Personal information
- Full name: Joshua William Glenn
- Born: 10 March 1994 (age 32)
- Original team: Central District
- Draft: No. 7, 2015 rookie draft,Gold Coast
- Height: 183 cm (6 ft 0 in)
- Weight: 90 kg (198 lb)

Playing career^{1}
- Years: Club / Games (Goals)
- 2015: Gold Coast / 5 (1)
- ^{1} Playing statistics correct to the end of 2015.

= Josh Glenn =

Australian rules footballer (born 1994)

Joshua William Glenn (born 10 March 1994) is a former professional Australian rules footballer who played for the Gold Coast Football Club in the Australian Football League (AFL).
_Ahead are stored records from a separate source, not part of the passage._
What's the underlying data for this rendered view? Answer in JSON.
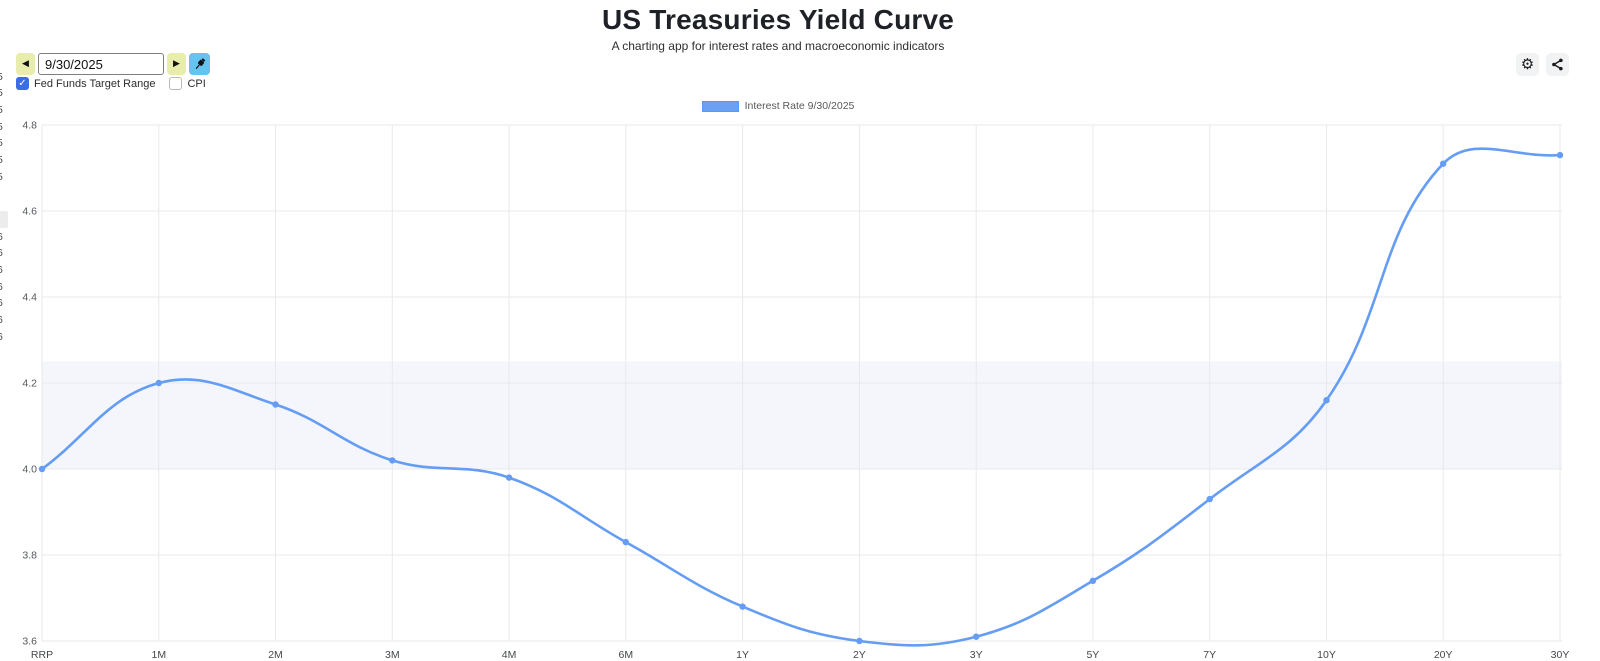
{
  "header": {
    "title": "US Treasuries Yield Curve",
    "subtitle": "A charting app for interest rates and macroeconomic indicators"
  },
  "controls": {
    "prev_glyph": "◀",
    "next_glyph": "▶",
    "date_value": "9/30/2025",
    "pin_icon": "pushpin",
    "settings_glyph": "⚙",
    "share_icon": "share-nodes",
    "checkboxes": [
      {
        "id": "fed-funds-target-range",
        "label": "Fed Funds Target Range",
        "checked": true
      },
      {
        "id": "cpi",
        "label": "CPI",
        "checked": false
      }
    ]
  },
  "legend": {
    "label": "Interest Rate 9/30/2025",
    "swatch_color": "#6ba1f3"
  },
  "left_clipped_list": {
    "top_digits": [
      "5",
      "5",
      "5",
      "5",
      "5",
      "5",
      "5"
    ],
    "bottom_digits": [
      "6",
      "6",
      "6",
      "6",
      "6",
      "6",
      "6"
    ]
  },
  "colors": {
    "accent_blue": "#649df3",
    "band_fill": "#f4f6fc",
    "grid": "#e8e9eb",
    "nav_button": "#e9edab",
    "pin_button": "#64c3ef",
    "checkbox_checked": "#3d6ce5",
    "ytick_label": "#54575b",
    "xtick_label": "#45484c"
  },
  "chart_data": {
    "type": "line",
    "title": "US Treasuries Yield Curve",
    "categories": [
      "RRP",
      "1M",
      "2M",
      "3M",
      "4M",
      "6M",
      "1Y",
      "2Y",
      "3Y",
      "5Y",
      "7Y",
      "10Y",
      "20Y",
      "30Y"
    ],
    "series": [
      {
        "name": "Interest Rate 9/30/2025",
        "color": "#649df3",
        "values": [
          4.0,
          4.2,
          4.15,
          4.02,
          3.98,
          3.83,
          3.68,
          3.6,
          3.61,
          3.74,
          3.93,
          4.16,
          4.71,
          4.73
        ]
      }
    ],
    "band": {
      "name": "Fed Funds Target Range",
      "from": 4.0,
      "to": 4.25,
      "color": "#f4f6fc"
    },
    "xlabel": "",
    "ylabel": "",
    "ylim": [
      3.6,
      4.8
    ],
    "ytick_step": 0.2,
    "grid": true,
    "legend_position": "top",
    "line_tension": 0.4
  }
}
Glenn played junior football mostly for Central District with a stint at Elizabeth in 2012, before returning to Central District in 2013, this time in their senior South Australian National Football League (SANFL) team, where he won the competition's rising star award. Glenn was drafted with pick 7 in the 2015 rookie draft, after having declined an invitation to the previous year's draft combine because he said he was not mature enough. He was elevated to the main list and made his debut against the in round 5, 2015, in which he scored his only AFL goal on his first kick. He was delisted in October 2015, after informing the Gold Coast Football Club that he no longer wished to play on in 2016, citing homesickness exacerbated by an ankle injury that sidelined him for a month.

In 2016 he returned to South Australia and played for a team with ties to his family, the Willaston Football Club in the Barossa Light & Gawler Football Association, where he scored thirty goals in thirteen games. In 2017 he returned to the SANFL, playing once again for Central District. He was set to return to Willaston in 2018 but was dismissed from the club after an incident in March of that year, when he was involved in a drunken assault along with a fellow Willaston football player. They both pleaded guilty to a charge of recklessly causing harm and received a three-month suspended sentence and a twelve-month good behaviour bond. Later in 2018 he was recruited to play with Norwood. Also in 2018, the Willaston football club was fined, stripped of match points, and two of its officials received penalties after salary cap breaches relating to Glenn in both 2016 and 2018. The club had given him sign-on payments in contravention of its league's rules.

In 2019 Glenn was banned for four years after the presence of two anabolic steroids was found in a sample taken after an SANFL game in 2018. After serving his ban, He returned to football for Golden Grove in the Adelaide Footy League, debuting for the club in the final game of the regular 2022 season. In August 2025, he was suspended for six games (comprising the rest of that year's season) for a dangerous dump tackle in a game against Glenunga. In October 2025, he was signed once again to Elizabeth for the 2026 division 6 season.